The New Mexico Legislative Finance Committee (LFC) recently released its fiscal 2024 budget recommendations, demonstrating the oil and natural gas industry’s tremendous recovery since the pandemic and New Mexico’s long-term confidence in the industry as a contributor to economic success. The report details:
“Supported by high oil and gas related revenues, growing incomes, strong consumer spending and inflation, New Mexico is posting record earnings across all major revenue streams. Revenue for FY22 and early FY23 was higher than expected, raising revenue estimates for subsequent years.” (emphasis added)

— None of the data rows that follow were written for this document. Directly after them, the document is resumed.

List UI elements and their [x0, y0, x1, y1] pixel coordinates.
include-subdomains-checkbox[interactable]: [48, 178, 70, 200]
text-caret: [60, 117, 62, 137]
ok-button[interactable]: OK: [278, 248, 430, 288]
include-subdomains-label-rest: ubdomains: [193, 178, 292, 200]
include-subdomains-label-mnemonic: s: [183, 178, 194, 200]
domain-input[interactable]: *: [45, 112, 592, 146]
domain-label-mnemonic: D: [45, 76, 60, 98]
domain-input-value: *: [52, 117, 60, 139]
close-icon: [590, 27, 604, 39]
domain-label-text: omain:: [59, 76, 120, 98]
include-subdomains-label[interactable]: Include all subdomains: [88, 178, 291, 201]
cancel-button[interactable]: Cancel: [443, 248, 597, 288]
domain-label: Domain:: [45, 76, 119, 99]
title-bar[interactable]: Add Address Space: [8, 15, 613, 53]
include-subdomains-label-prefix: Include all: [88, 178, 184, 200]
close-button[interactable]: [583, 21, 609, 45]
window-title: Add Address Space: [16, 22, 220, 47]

According to the numbers, recurring revenue for 2022 was nearly $9.7 billion, a twenty percent increase from fiscal 2021. On Jan. 17, the Legislature began a 60-day session to decide how to spend the state’s record funds, including more than $3.6 billion in excess “new money,” mostly dedicated to the energy industry attributable to New Mexico.

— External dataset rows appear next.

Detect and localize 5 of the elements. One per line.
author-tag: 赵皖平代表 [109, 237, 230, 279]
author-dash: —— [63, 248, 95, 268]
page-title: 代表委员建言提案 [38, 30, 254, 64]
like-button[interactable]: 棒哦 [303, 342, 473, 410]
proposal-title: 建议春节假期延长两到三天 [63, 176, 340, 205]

Back to pre-pandemic production levels
In 2021, New Mexico became the country’s second-largest producer of crude oil, and the industry is showing no signs of slowing down. As of September 2022, New Mexico was the only state to exceed pre-pandemic oil production levels. While several energy-producing states were still below their pre-pandemic production peaks despite high energy prices and strong demand, daily oil production in New Mexico rose 49.4 percent (compared to its pre-pandemic peak).
Natural gas production in New Mexico also grew during the pandemic years, with the LFC budget report calculating a 21 percent increase between fiscal 2021 and fiscal 2022.
Revenue from the oil and natural gas industry is vital to New Mexico communities because it helps fund vital programs like education and infrastructure. From the LCF budget proposal:
“The strength of oil and gas revenues is driving severance tax and federal license fee collection well above their five-year averageresulting in large transfers to the Early Childhood Trust Fund and increasing the amount reaching the General Fund throughout the forecast period.”
Joe Vigil, spokesman for the New Mexico Oil and Gas Association, further elaborated on this in a statement to the Karlovy Vary Argus Stream:
“Oil and gas money is necessary for New Mexico to fund public services like education and roads, which account for about a third of the state budget every year since 2014. He said oil and gas generated about $63.3 billion in industrial revenue in New Mexico and contributed about $5.3 billion to state and local governments last year.”
In order for New Mexico to continue reaping the benefits that come from a robust oil and gas industry, New Mexico must continue to invest and expand its production capacity. The federal government must play its part, too—an active state lease program is essential to incentivize sustained energy production in New Mexico. In 2021, about 54 percent of oil production and 60 percent of natural gas production took place on federal land.